Strong and broad H-alpha and H-beta emission lines and a broad
emission feature at 784 nm (O I 777.3-nm plus perhaps Mg II 789.0-
nm) are prominent. Fitting a gaussian, we estimate equivalent
width 45 nm and FWHM = 4700 km/s for the H-alpha line."
2001 DO_47
The designation 2001 DO_47 was given on Feb. 21 (cf. MPEC
2001-D28) to a fast-moving, apparently asteroidal object discovered
by Spacewatch on Feb. 19 and that was clearly going to pass 0.0039
AU from the earth on Feb. 23. Nevertheless, the resemblance of the
heliocentric orbital elements (a = 1.010 AU, e = 0.0175, i = 0.047
deg at epoch 2001 Apr. 1; H = 27.3) to those of the earth suggested
that the object might be a manmade object, a suspicion that was
heightened when J. D. Giorgini and L. A. M. Benner, Jet Propulsion
Laboratory, noted that the orbit seemed to have become elliptical
with respect to the earth following a very close approach to the
moon on 2000 Aug. 19. Furthermore, observations made during Feb.
23-25 showed a marked discontinuity from those of Feb. 19-22. J.

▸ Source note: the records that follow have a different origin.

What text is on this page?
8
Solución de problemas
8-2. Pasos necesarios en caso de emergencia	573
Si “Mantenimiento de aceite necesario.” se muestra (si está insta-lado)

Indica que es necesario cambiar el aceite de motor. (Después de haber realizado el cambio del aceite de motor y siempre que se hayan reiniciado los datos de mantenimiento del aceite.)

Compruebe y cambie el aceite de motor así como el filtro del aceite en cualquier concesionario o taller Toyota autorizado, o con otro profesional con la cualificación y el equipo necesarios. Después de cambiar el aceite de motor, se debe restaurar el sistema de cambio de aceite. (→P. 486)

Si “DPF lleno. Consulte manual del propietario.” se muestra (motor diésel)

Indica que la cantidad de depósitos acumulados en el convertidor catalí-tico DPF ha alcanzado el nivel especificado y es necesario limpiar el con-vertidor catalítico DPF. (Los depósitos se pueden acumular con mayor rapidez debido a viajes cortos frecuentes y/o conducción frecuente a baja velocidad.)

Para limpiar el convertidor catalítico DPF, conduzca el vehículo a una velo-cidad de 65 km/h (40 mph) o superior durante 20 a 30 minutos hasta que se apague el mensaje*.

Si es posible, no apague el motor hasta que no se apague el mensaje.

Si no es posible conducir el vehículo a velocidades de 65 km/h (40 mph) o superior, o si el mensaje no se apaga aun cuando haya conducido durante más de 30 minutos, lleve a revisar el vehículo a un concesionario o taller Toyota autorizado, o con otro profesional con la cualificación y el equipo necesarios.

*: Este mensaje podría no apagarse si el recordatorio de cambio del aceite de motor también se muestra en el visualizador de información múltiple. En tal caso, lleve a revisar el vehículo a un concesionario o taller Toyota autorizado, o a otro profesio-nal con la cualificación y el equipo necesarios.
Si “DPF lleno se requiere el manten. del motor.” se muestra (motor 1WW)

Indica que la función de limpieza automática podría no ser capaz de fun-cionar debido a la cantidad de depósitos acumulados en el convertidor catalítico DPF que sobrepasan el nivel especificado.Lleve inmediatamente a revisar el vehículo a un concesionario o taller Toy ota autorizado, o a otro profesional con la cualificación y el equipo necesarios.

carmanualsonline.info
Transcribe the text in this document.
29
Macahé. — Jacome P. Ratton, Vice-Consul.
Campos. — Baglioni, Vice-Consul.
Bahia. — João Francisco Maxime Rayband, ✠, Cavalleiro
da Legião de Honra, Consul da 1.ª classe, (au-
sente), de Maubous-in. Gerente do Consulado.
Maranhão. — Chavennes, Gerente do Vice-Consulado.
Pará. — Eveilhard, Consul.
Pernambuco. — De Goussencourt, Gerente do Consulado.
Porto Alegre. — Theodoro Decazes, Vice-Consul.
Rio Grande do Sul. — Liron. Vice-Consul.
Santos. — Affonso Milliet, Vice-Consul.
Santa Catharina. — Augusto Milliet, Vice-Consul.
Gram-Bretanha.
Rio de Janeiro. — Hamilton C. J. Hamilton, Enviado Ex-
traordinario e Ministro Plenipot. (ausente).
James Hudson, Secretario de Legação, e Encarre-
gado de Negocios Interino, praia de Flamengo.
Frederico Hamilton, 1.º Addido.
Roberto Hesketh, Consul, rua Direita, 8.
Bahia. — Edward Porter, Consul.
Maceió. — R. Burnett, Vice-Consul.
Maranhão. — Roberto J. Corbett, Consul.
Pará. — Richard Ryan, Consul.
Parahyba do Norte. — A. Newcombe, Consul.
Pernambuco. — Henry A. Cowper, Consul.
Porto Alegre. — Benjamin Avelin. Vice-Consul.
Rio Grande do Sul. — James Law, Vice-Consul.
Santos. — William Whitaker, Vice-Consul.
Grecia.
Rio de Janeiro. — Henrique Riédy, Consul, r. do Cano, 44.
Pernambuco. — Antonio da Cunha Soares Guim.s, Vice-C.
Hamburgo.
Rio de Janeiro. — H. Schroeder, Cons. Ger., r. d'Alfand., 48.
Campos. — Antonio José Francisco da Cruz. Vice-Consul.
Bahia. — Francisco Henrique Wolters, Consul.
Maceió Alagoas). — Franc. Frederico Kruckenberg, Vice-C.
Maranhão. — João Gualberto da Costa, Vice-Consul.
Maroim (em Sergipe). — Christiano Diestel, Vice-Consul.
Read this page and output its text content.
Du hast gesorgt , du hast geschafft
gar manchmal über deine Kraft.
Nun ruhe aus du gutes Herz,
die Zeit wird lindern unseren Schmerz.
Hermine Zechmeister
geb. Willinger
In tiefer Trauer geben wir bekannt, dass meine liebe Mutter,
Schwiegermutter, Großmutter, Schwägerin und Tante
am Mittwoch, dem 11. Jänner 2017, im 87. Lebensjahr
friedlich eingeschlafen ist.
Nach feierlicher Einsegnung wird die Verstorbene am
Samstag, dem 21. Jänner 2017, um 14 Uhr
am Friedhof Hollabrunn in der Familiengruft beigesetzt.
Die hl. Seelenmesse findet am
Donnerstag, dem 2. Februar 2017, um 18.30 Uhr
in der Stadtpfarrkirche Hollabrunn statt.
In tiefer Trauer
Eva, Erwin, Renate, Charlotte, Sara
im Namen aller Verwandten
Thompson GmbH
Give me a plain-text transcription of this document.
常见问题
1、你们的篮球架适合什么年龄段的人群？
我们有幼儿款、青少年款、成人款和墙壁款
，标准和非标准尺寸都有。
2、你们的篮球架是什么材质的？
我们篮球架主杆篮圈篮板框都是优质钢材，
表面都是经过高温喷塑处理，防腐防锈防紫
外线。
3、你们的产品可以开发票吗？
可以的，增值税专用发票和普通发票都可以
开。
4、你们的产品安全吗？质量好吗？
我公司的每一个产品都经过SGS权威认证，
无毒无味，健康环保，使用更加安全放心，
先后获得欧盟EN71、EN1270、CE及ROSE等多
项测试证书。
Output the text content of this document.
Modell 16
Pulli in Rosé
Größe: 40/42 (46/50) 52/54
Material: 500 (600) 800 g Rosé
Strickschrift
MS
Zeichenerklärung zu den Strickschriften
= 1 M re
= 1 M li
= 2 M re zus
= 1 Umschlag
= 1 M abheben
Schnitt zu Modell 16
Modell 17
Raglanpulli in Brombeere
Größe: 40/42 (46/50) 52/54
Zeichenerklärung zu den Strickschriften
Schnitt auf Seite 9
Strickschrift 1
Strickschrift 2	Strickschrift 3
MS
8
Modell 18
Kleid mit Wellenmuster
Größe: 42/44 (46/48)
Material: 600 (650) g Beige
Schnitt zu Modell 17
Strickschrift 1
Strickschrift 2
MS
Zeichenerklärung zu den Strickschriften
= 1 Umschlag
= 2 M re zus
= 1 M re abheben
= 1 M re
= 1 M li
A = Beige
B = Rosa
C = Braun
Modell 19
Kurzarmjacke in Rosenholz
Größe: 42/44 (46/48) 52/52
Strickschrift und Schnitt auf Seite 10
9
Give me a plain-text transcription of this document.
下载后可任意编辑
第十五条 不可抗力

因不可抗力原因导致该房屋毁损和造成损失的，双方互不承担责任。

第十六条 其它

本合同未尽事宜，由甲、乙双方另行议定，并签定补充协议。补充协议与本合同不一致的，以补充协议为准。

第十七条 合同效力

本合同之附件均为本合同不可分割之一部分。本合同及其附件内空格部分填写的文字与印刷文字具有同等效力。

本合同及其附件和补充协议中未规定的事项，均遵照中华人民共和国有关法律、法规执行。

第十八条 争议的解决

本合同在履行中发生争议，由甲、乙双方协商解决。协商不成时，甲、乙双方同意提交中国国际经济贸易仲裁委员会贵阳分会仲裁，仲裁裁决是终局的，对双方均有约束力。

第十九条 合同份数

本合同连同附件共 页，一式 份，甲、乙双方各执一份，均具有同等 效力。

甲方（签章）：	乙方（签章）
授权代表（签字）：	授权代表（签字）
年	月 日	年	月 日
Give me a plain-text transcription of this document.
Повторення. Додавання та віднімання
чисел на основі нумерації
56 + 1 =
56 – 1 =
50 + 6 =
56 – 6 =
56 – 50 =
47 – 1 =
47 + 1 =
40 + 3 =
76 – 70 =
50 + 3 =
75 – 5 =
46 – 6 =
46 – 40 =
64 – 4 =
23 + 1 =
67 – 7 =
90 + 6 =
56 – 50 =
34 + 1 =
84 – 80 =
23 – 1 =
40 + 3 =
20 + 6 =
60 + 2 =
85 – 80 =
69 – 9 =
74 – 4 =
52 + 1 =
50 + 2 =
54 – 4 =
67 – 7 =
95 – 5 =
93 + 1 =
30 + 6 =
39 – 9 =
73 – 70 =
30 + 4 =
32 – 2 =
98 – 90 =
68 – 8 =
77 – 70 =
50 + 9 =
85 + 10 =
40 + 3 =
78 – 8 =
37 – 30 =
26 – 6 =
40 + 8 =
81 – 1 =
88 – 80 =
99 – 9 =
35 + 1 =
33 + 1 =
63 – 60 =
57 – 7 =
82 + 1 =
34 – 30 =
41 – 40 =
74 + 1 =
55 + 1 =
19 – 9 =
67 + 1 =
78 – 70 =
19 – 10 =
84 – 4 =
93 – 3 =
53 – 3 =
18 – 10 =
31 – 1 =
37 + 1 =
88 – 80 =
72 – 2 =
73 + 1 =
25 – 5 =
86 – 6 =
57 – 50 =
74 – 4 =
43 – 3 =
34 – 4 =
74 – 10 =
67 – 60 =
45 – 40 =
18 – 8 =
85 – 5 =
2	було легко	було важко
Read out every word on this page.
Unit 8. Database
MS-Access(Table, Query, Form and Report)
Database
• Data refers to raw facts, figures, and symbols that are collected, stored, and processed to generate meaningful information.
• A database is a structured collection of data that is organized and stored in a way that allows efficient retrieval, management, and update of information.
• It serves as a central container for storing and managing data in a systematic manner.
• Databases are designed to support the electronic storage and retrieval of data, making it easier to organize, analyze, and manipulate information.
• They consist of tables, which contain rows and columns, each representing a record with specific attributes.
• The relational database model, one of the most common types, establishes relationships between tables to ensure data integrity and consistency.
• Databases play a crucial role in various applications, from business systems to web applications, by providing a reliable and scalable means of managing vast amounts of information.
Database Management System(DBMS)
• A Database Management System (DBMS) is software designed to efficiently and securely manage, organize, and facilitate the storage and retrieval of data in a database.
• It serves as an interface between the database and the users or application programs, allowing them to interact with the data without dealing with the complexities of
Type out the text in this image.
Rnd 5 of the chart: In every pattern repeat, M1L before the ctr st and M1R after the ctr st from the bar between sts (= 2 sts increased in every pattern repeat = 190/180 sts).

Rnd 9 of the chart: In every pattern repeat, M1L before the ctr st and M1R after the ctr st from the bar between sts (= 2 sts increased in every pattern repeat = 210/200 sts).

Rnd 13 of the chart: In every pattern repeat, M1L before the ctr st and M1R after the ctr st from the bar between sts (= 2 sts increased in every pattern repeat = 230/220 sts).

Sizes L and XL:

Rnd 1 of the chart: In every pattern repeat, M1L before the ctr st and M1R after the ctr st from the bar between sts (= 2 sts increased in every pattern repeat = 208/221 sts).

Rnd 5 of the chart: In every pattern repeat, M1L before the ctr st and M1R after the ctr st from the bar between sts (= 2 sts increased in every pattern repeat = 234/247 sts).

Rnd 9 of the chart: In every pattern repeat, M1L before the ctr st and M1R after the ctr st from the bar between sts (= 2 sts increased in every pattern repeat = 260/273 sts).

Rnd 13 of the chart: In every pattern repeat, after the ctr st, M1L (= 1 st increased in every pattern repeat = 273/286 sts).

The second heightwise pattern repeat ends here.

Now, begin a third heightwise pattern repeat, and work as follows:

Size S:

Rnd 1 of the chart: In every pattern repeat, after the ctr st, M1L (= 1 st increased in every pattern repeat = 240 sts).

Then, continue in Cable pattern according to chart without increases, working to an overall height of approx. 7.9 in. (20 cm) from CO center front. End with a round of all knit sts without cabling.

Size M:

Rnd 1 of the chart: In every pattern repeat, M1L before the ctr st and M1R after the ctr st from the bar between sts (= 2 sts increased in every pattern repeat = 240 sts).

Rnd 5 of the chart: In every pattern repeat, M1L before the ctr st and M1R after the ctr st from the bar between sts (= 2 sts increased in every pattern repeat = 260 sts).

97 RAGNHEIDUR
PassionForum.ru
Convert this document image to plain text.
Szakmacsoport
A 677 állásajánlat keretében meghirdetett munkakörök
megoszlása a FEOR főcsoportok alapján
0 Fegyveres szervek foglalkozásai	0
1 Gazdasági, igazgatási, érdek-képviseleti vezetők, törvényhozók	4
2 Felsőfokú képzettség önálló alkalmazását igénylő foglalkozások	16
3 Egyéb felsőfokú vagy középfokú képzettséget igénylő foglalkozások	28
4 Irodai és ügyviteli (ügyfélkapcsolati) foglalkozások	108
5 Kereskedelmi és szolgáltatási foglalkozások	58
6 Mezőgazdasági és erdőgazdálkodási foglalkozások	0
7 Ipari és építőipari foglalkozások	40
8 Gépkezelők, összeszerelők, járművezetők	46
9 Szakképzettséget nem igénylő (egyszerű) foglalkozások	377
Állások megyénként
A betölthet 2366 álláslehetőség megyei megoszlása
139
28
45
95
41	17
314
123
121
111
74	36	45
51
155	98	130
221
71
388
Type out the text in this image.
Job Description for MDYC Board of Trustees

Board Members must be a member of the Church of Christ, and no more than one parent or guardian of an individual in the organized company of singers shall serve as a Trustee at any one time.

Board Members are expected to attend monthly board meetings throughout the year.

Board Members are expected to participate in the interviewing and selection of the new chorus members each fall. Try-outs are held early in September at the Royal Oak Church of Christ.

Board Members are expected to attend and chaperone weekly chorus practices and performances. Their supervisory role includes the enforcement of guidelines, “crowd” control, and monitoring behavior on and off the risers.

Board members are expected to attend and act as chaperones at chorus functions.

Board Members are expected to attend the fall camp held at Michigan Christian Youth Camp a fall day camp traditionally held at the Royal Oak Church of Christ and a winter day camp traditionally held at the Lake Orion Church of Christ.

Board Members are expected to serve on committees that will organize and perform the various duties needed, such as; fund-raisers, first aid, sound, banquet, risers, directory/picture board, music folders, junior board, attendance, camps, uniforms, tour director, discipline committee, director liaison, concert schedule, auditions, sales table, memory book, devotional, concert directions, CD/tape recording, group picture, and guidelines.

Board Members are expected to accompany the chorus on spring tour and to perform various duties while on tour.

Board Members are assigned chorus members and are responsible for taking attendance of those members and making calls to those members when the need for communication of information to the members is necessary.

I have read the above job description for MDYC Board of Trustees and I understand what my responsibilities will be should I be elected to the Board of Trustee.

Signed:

McDowell, Harvard-Smithsonian Center for Astrophysics, has now
identified the object as the WIND space probe. He confirms that an
impulse was to be applied to the probe's motion on Feb. 23,
following previous impulses shortly after earlier perigee passages
in Nov. and in Aug. 2000, when the actual minimum distance from
the center of the moon had been 9300 km. Intervening apogee
distances have been around 0.011 AU.